CONNECT: I feel embarrassed because I told my friends I thought this was someone special. I feel angry that they did something that feels so disrespectful. I feel sad that we won’t build what I imagined we might build. I feel the sting of shame, like maybe their choice reflects my lack of worthiness.
CHOOSE: When the experience of being ghosted creeps back up on me, I will choose to redirect my attention to the here and now, focusing on what I have to offer rather than on those who aren’t available for connection.
See if the Name-Connect-Choose process can help you shed the sting of being ghosted and claim a sense of empowerment.
What can you do instead of ghosting?
Ghosting gives us the immediate “pro” of awkwardness avoidance along with the long-term “con” of missing out on the opportunity of experiencing ourselves as brave, kind, and assertive. Instead of ghosting, speak your truth… easier said than done, I know! Practice relational self-awareness. Take some time to reflect on what constrains your truth. What is getting in the way? Perhaps you were raised to be a people-pleaser, and you’re accustomed to silencing yourself.
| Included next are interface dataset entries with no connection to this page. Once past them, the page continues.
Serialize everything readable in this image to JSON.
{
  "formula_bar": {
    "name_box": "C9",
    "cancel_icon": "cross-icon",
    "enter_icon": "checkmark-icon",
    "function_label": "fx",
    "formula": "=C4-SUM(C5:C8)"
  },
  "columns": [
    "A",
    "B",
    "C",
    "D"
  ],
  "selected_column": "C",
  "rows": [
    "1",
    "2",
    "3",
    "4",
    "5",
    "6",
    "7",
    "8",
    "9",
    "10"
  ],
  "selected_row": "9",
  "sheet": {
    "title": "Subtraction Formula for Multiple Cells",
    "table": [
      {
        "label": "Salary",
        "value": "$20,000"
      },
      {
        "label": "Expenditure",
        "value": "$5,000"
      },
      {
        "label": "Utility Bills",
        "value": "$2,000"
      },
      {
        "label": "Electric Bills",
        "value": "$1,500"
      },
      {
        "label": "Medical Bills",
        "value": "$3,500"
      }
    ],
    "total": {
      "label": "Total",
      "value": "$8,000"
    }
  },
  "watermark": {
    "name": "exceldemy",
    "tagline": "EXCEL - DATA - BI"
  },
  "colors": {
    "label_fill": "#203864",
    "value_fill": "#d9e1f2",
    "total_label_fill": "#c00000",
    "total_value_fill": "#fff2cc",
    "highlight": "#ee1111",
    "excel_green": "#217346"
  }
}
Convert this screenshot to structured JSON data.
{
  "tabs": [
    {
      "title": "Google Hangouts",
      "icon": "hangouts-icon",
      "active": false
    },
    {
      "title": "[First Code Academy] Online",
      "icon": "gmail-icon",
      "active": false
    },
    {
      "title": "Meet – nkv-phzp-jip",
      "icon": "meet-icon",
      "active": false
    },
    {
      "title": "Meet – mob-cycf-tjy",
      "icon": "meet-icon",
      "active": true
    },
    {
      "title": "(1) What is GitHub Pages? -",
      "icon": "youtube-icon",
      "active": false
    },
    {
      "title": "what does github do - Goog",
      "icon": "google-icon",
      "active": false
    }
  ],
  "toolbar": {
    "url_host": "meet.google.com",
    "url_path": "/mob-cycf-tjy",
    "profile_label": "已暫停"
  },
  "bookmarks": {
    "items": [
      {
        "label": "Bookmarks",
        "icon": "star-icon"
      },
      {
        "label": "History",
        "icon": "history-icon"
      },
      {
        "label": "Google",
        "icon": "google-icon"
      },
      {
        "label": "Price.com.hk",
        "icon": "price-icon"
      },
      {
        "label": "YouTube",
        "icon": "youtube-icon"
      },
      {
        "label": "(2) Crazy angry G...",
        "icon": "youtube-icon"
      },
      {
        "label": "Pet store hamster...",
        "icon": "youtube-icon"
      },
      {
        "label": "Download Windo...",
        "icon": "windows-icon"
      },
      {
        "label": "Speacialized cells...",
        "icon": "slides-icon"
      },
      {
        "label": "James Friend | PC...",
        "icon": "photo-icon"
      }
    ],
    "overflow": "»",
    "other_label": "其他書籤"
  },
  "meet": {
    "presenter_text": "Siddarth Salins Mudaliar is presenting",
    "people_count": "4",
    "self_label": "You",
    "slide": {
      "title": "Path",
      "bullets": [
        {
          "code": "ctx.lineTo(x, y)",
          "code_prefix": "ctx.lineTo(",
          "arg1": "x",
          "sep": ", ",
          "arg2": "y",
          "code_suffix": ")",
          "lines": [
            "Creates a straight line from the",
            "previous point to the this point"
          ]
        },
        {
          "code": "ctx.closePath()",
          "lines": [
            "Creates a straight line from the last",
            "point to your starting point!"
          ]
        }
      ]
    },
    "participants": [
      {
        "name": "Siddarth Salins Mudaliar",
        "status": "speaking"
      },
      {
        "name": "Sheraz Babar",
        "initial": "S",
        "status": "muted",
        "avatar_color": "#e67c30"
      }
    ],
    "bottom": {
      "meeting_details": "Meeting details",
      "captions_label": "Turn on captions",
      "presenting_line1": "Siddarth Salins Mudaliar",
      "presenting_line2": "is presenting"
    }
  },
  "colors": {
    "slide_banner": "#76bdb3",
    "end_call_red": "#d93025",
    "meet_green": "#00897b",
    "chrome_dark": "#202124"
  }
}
If this is the case, remember that less is more. You don’t need to explain and justify it. “No” is a complete sentence. Separate speaking your truth from the other person’s reaction. Be kind and firm. As therapists like to say, “Say what you mean, mean what you say, but don’t say it in a mean way.”
Being direct fosters a sense of accomplishment. You get to witness yourself standing in integrity, and you gift yourself the pride that accompanies knowing that you did a hard thing well.